Selon le journal local, la plainte a été classée sans suite pour infraction "insuffisamment caractérisée", alors que les deux jeunes hommes suspectés évoquent de leur côté des rapports sexuels "consentis".
Mais plus d'un an après, cette plainte est réexaminée afin de déterminer si elle a un lien avec la disparition de l'adolescente. Une information judiciaire est ouverte, mais le parquet précise qu'elle est "sans lien et distincte de celle actuellement ouverte des chefs d'enlèvement et de séquestration criminelle" concernant Lina. Une nouvelle porte se ferme.
Un suspect enfin identifié
L'enquête fait enfin un bond en avant quelques mois plus tard. En juillet dernier, le profil génétique de Lina est découvert dans une voiture volée Ford Puma gris clair, immatriculée en Allemagne, mais retrouvée dans le Languedoc-Roussillon.
C'est une "avancée majeure" qui "devrait permettre de localiser" Lina, souligne d'emblée la procureure de la République de Strasbourg Yolande Renzi.

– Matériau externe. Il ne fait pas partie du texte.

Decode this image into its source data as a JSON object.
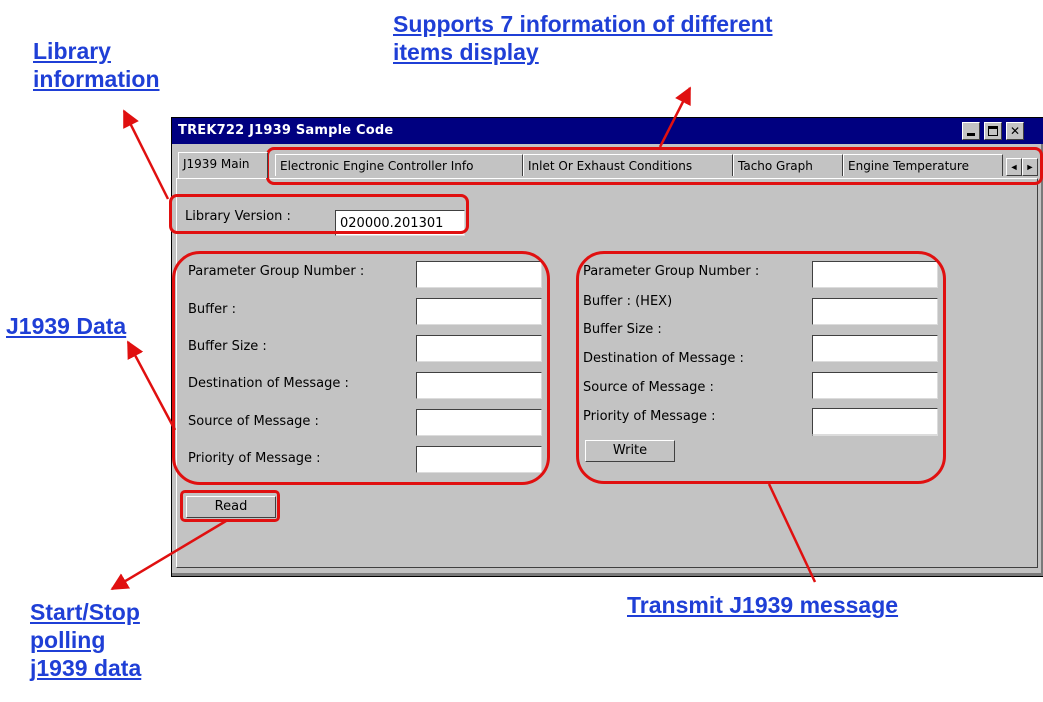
{
  "annotations": {
    "library_information": "Library\ninformation",
    "supports_tabs": "Supports 7 information of different\nitems display",
    "j1939_data": "J1939 Data",
    "start_stop": "Start/Stop\npolling\nj1939 data",
    "transmit": "Transmit J1939 message"
  },
  "window": {
    "title": "TREK722 J1939 Sample Code",
    "controls": {
      "minimize": "minimize",
      "maximize": "maximize",
      "close": "✕"
    }
  },
  "tabs": [
    {
      "label": "J1939 Main",
      "active": true
    },
    {
      "label": "Electronic Engine Controller Info"
    },
    {
      "label": "Inlet Or Exhaust Conditions"
    },
    {
      "label": "Tacho Graph"
    },
    {
      "label": "Engine Temperature"
    }
  ],
  "scroll": {
    "left": "◄",
    "right": "►"
  },
  "library": {
    "label": "Library Version :",
    "value": "020000.201301"
  },
  "receive": {
    "fields": [
      {
        "label": "Parameter Group Number :",
        "value": ""
      },
      {
        "label": "Buffer :",
        "value": ""
      },
      {
        "label": "Buffer Size :",
        "value": ""
      },
      {
        "label": "Destination of Message :",
        "value": ""
      },
      {
        "label": "Source of Message :",
        "value": ""
      },
      {
        "label": "Priority of Message :",
        "value": ""
      }
    ],
    "button": "Read"
  },
  "transmit": {
    "fields": [
      {
        "label": "Parameter Group Number :",
        "value": ""
      },
      {
        "label": "Buffer : (HEX)",
        "value": ""
      },
      {
        "label": "Buffer Size :",
        "value": ""
      },
      {
        "label": "Destination of Message :",
        "value": ""
      },
      {
        "label": "Source of Message :",
        "value": ""
      },
      {
        "label": "Priority of Message :",
        "value": ""
      }
    ],
    "button": "Write"
  },
  "colors": {
    "annotation_text": "#1f3fd6",
    "highlight": "#e01010",
    "titlebar": "#000080",
    "window_bg": "#c3c3c3"
  }
}
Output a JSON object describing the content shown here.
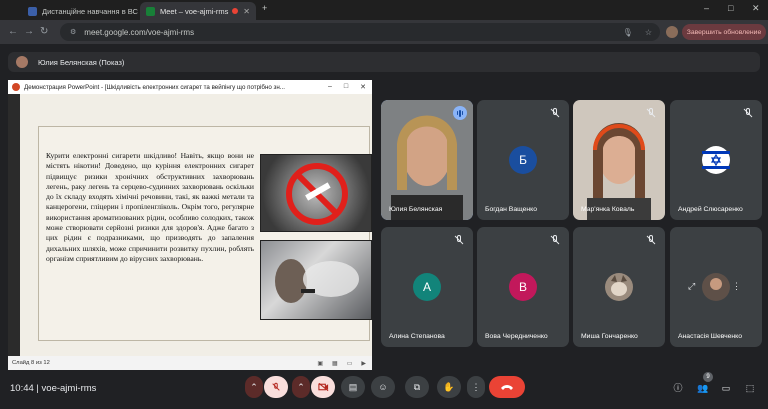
{
  "browser": {
    "tabs": [
      {
        "label": "Дистанційне навчання в ВСП",
        "favicon_color": "#3b5fa8"
      },
      {
        "label": "Meet – voe-ajmi-rms",
        "favicon_color": "#188038"
      }
    ],
    "url": "meet.google.com/voe-ajmi-rms",
    "update_button": "Завершить обновление",
    "window_controls": [
      "–",
      "□",
      "✕"
    ]
  },
  "meet": {
    "presenter_banner": "Юлия Белянская (Показ)",
    "ppt": {
      "window_title": "Демонстрация PowerPoint - [Шкідливість електронних сигарет та вейпінгу що потрібно зн...",
      "slide_text": "Курити електронні сигарети шкідливо! Навіть, якщо вони не містять нікотин! Доведено, що куріння електронних сигарет підвищує ризики хронічних обструктивних захворювань легень, раку легень та серцево-судинних захворювань оскільки до їх складу входять хімічні речовини, такі, як важкі метали та канцерогени, гліцерин і пропіленгліколь. Окрім того, регулярне використання ароматизованих рідин, особливо солодких, також може створювати серйозні ризики для здоров'я. Адже багато з цих рідин є подразниками, що призводять до запалення дихальних шляхів, може спричинити розвитку пухлин, роблять організм сприятливим до вірусних захворювань.",
      "status_left": "Слайд 8 из 12"
    },
    "participants": [
      {
        "name": "Юлия Белянская",
        "kind": "video",
        "speaking": true
      },
      {
        "name": "Богдан Ващенко",
        "kind": "initial",
        "initial": "Б",
        "color": "#1a4e9f",
        "muted": true
      },
      {
        "name": "Мар'янка Коваль",
        "kind": "video",
        "muted": true
      },
      {
        "name": "Андрей Слюсаренко",
        "kind": "flag",
        "muted": true
      },
      {
        "name": "Алина Степанова",
        "kind": "initial",
        "initial": "А",
        "color": "#12847a",
        "muted": true
      },
      {
        "name": "Вова Чередниченко",
        "kind": "initial",
        "initial": "В",
        "color": "#c2185b",
        "muted": true
      },
      {
        "name": "Миша Гончаренко",
        "kind": "avatar",
        "muted": true
      },
      {
        "name": "Анастасія Шевченко",
        "kind": "avatar",
        "muted": true
      }
    ],
    "bottom": {
      "time": "10:44",
      "meeting_code": "voe-ajmi-rms",
      "participants_count": "9"
    }
  },
  "colors": {
    "accent_red": "#ea4335",
    "speaking_blue": "#8ab4f8",
    "tile_bg": "#3c4043"
  }
}
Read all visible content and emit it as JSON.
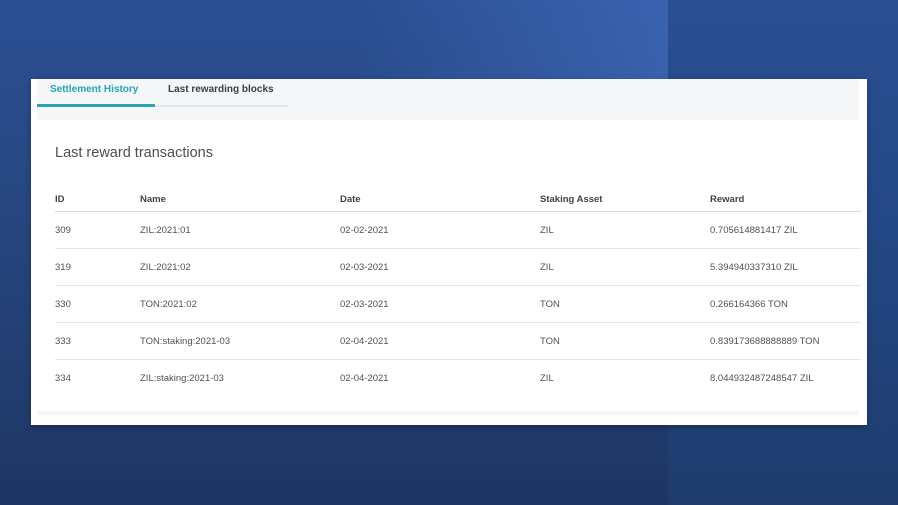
{
  "tabs": [
    {
      "label": "Settlement History",
      "active": true
    },
    {
      "label": "Last rewarding blocks",
      "active": false
    }
  ],
  "section_title": "Last reward transactions",
  "table": {
    "headers": [
      "ID",
      "Name",
      "Date",
      "Staking Asset",
      "Reward"
    ],
    "rows": [
      [
        "309",
        "ZIL:2021:01",
        "02-02-2021",
        "ZIL",
        "0.705614881417 ZIL"
      ],
      [
        "319",
        "ZIL:2021:02",
        "02-03-2021",
        "ZIL",
        "5.394940337310 ZIL"
      ],
      [
        "330",
        "TON:2021:02",
        "02-03-2021",
        "TON",
        "0.266164366 TON"
      ],
      [
        "333",
        "TON:staking:2021-03",
        "02-04-2021",
        "TON",
        "0.839173688888889 TON"
      ],
      [
        "334",
        "ZIL:staking:2021-03",
        "02-04-2021",
        "ZIL",
        "8.044932487248547 ZIL"
      ]
    ]
  },
  "colors": {
    "accent": "#27a4b5",
    "background": "#27467f"
  }
}
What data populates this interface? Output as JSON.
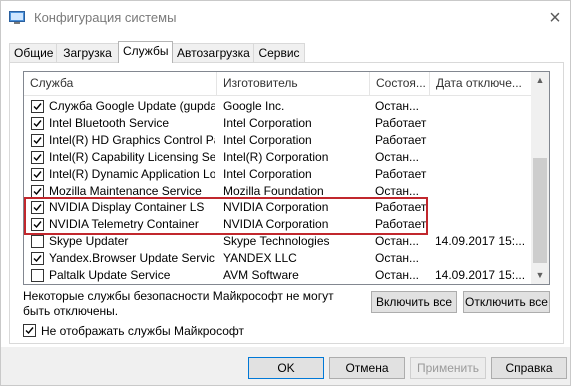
{
  "window": {
    "title": "Конфигурация системы",
    "close_icon": "×"
  },
  "tabs": [
    {
      "label": "Общие"
    },
    {
      "label": "Загрузка"
    },
    {
      "label": "Службы"
    },
    {
      "label": "Автозагрузка"
    },
    {
      "label": "Сервис"
    }
  ],
  "columns": [
    "Служба",
    "Изготовитель",
    "Состоя...",
    "Дата отключе..."
  ],
  "rows": [
    {
      "checked": true,
      "name": "Служба Google Update (gupdat...",
      "vendor": "Google Inc.",
      "status": "Остан...",
      "date": ""
    },
    {
      "checked": true,
      "name": "Intel Bluetooth Service",
      "vendor": "Intel Corporation",
      "status": "Работает",
      "date": ""
    },
    {
      "checked": true,
      "name": "Intel(R) HD Graphics Control Pa...",
      "vendor": "Intel Corporation",
      "status": "Работает",
      "date": ""
    },
    {
      "checked": true,
      "name": "Intel(R) Capability Licensing Ser...",
      "vendor": "Intel(R) Corporation",
      "status": "Остан...",
      "date": ""
    },
    {
      "checked": true,
      "name": "Intel(R) Dynamic Application Lo...",
      "vendor": "Intel Corporation",
      "status": "Работает",
      "date": ""
    },
    {
      "checked": true,
      "name": "Mozilla Maintenance Service",
      "vendor": "Mozilla Foundation",
      "status": "Остан...",
      "date": ""
    },
    {
      "checked": true,
      "name": "NVIDIA Display Container LS",
      "vendor": "NVIDIA Corporation",
      "status": "Работает",
      "date": ""
    },
    {
      "checked": true,
      "name": "NVIDIA Telemetry Container",
      "vendor": "NVIDIA Corporation",
      "status": "Работает",
      "date": ""
    },
    {
      "checked": false,
      "name": "Skype Updater",
      "vendor": "Skype Technologies",
      "status": "Остан...",
      "date": "14.09.2017 15:..."
    },
    {
      "checked": true,
      "name": "Yandex.Browser Update Service",
      "vendor": "YANDEX LLC",
      "status": "Остан...",
      "date": ""
    },
    {
      "checked": false,
      "name": "Paltalk Update Service",
      "vendor": "AVM Software",
      "status": "Остан...",
      "date": "14.09.2017 15:..."
    }
  ],
  "note": "Некоторые службы безопасности Майкрософт не могут быть отключены.",
  "buttons": {
    "enable_all": "Включить все",
    "disable_all": "Отключить все",
    "ok": "OK",
    "cancel": "Отмена",
    "apply": "Применить",
    "help": "Справка"
  },
  "hide_ms": {
    "checked": true,
    "label": "Не отображать службы Майкрософт"
  },
  "colors": {
    "highlight": "#c1272d",
    "accent": "#0078d7"
  }
}
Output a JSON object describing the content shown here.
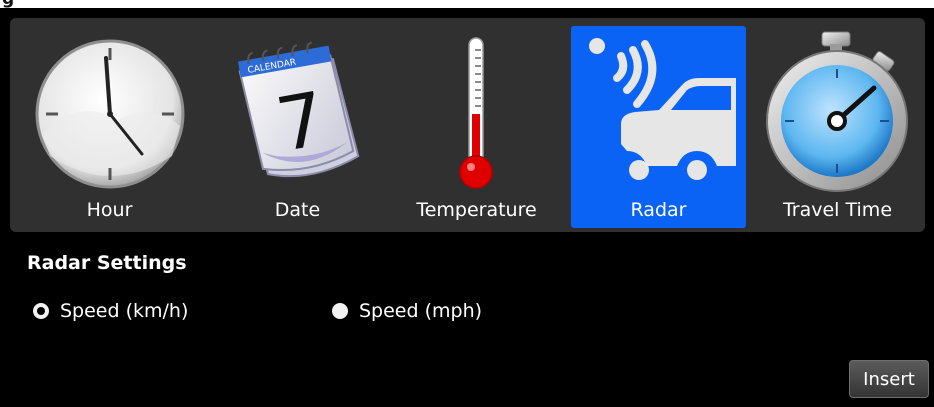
{
  "window": {
    "title": "g"
  },
  "toolbar": {
    "items": [
      {
        "label": "Hour",
        "icon": "clock-icon",
        "selected": false
      },
      {
        "label": "Date",
        "icon": "calendar-icon",
        "selected": false
      },
      {
        "label": "Temperature",
        "icon": "thermometer-icon",
        "selected": false
      },
      {
        "label": "Radar",
        "icon": "radar-car-icon",
        "selected": true
      },
      {
        "label": "Travel Time",
        "icon": "stopwatch-icon",
        "selected": false
      }
    ],
    "calendar_day": "7",
    "calendar_header": "CALENDAR",
    "selected_color": "#0a63f5"
  },
  "settings": {
    "title": "Radar Settings",
    "options": [
      {
        "label": "Speed (km/h)",
        "checked": true
      },
      {
        "label": "Speed (mph)",
        "checked": false
      }
    ]
  },
  "actions": {
    "insert_label": "Insert"
  }
}
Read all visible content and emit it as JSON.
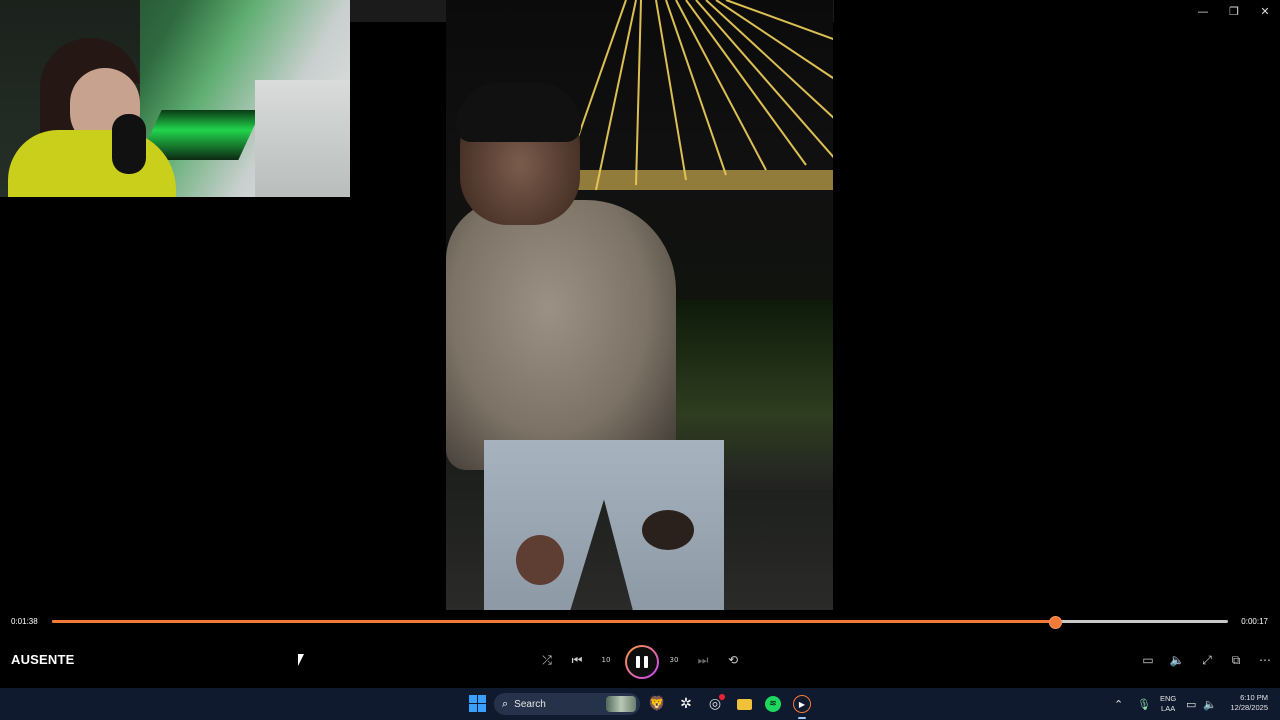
{
  "window": {
    "minimize_glyph": "—",
    "restore_glyph": "❐",
    "close_glyph": "✕"
  },
  "player": {
    "media_title": "AUSENTE",
    "elapsed_time": "0:01:38",
    "remaining_time": "0:00:17",
    "progress_fraction": 0.852,
    "accent_color": "#f07a36",
    "controls": [
      {
        "name": "shuffle-button",
        "icon": "shuffle-icon",
        "glyph": "⤮",
        "enabled": true
      },
      {
        "name": "previous-button",
        "icon": "skip-previous-icon",
        "glyph": "⏮",
        "enabled": true
      },
      {
        "name": "skip-back-button",
        "icon": "rewind-10-icon",
        "glyph": "10",
        "enabled": true
      },
      {
        "name": "skip-forward-button",
        "icon": "forward-30-icon",
        "glyph": "30",
        "enabled": true
      },
      {
        "name": "next-button",
        "icon": "skip-next-icon",
        "glyph": "⏭",
        "enabled": false
      },
      {
        "name": "repeat-button",
        "icon": "repeat-off-icon",
        "glyph": "⟲",
        "enabled": true
      }
    ],
    "right_controls": [
      {
        "name": "captions-button",
        "icon": "captions-icon",
        "glyph": "▭"
      },
      {
        "name": "volume-button",
        "icon": "volume-icon",
        "glyph": "🔈"
      },
      {
        "name": "fullscreen-button",
        "icon": "fullscreen-icon",
        "glyph": "⤢"
      },
      {
        "name": "mini-player-button",
        "icon": "mini-player-icon",
        "glyph": "⧉"
      },
      {
        "name": "more-options-button",
        "icon": "more-icon",
        "glyph": "⋯"
      }
    ]
  },
  "taskbar": {
    "search_placeholder": "Search",
    "search_icon": "magnifier-icon",
    "apps": [
      "brave-icon",
      "chatgpt-icon",
      "steam-icon",
      "file-explorer-icon",
      "spotify-icon",
      "media-player-icon"
    ],
    "tray": {
      "language_line1": "ENG",
      "language_line2": "LAA",
      "time": "6:10 PM",
      "date": "12/28/2025"
    }
  }
}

La découverte s'est faite grâce au travail minutieux des gendarmes. Ces derniers avaient étudié le profil des véhicules qui étaient passés à proximité du lieu de la disparition de Lina le jour où elle a été vue pour la dernière fois.
Parmi eux, se trouve la Ford Puma dans laquelle l'ADN de Lina est ensuite retrouvée. Une fois cette découverte faite, les gendarmes acquièrent rapidement la certitude que celui qui conduisait la Ford le 23 septembre 2023 est à l'origine de la disparition de la jeune fille.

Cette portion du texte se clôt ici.